About quarry tiles
Quarry tiles are notable for their deep brick red appearance. They’re made from natural clay, which is kiln fired, they are generally square or rectangular in shape and around 8 inches across. Style-wise they offer a rustic aesthetic and are a popular choice for flooring in kitchens and bathrooms, particularly those in the ‘farmhouse’ style. Over the years quarry tiles have been used in commercial buildings such as schools as well as frequently in homes. As you might expect from their use in public spaces, they’re hardwearing and cheap, sometimes lasting for hundreds of years, although often hidden underneath newer flooring.
How are quarry tiles made
Traditionally kiln fired to imperial standards, the most common sizes for quarry tiles are 6×6 inches and 8×8 inches. Keeping the tile size small and manageable means that, if damage does occur, drop in replacements are fairly straightforward to obtain. Whilst they’re most commonly found in brick red, they can also be made in black or white and laid in patterns. It’s possible to create variations in the shade of the tiles with minor adjustments to the temperature at which they’re fired.
Quarry tiles in the home
Quarry tiles offer a strong surface, like other fired tiles they’re resistant to water, especially when professionally sealed. They can be a good choice for bathroom flooring because they offer a degree of grip a little beyond alternative options. Since they’ve been around for so long there are many quarry tile floors out there hidden beneath years of dirt and dust. Some have been damaged by being laid on unsuitable surfaces such as sand and timber, which don’t prevent moisture from degrading the tile from the underside. Quarry tiles need to be laid on a stable concrete sub-surface and held in place with good quality adhesive, done right this ensures an even and stable finish which will last for decades.

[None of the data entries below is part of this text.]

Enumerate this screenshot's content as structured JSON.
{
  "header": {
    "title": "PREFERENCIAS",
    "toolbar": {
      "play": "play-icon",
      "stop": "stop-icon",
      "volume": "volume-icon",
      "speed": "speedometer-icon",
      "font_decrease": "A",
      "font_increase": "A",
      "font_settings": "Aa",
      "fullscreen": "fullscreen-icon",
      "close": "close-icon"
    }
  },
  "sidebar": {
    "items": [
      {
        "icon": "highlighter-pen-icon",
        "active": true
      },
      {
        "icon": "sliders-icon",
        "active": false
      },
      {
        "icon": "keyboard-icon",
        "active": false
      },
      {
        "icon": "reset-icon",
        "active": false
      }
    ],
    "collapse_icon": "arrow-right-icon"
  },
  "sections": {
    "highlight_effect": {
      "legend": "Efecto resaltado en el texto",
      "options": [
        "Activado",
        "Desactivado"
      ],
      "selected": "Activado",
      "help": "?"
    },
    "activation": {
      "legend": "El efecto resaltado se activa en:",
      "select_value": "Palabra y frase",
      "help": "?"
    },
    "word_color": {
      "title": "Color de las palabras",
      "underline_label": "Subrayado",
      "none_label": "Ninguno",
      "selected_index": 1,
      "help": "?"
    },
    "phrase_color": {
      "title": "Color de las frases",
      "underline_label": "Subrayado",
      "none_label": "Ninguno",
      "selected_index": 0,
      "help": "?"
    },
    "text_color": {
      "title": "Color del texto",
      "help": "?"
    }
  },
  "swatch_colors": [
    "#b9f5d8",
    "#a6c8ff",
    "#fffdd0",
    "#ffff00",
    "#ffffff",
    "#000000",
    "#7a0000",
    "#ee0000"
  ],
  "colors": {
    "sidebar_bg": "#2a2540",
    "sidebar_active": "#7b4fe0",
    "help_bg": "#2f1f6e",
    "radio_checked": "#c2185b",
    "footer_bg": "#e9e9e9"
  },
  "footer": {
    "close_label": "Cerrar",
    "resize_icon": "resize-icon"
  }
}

It’s not uncommon for some quarry tiles to be buried underneath subsequent flooring installations. Vinyl flooring or even just additional tiling sometimes hides marvellous century old quarry tile flooring just waiting to be shown off. Where once quarry tiles were thought of as unremarkable, nowadays we recognise their historic value and restoration of neglected tiles is an increasingly popular choice. Their resilience means the results are often outstanding.
Maintaining quarry tile floors
As with all types of tile, it pays to keep an eye on the grouting holding the tiles in place. The softer grouting can be vulnerable to liquids so it’s always advisable to avoid letting any sort of spillages soak. Whilst the tiles are fairly resistant to liquid damage, degradation of the grout can loosen the tiles over time and this movement can lead to chipping and trip hazards. When properly sealed quarry tiles can last decades without damage, but when used in busy areas you should double check the sealing holds up to the activity and, if necessary, employ professional help to top up the seal.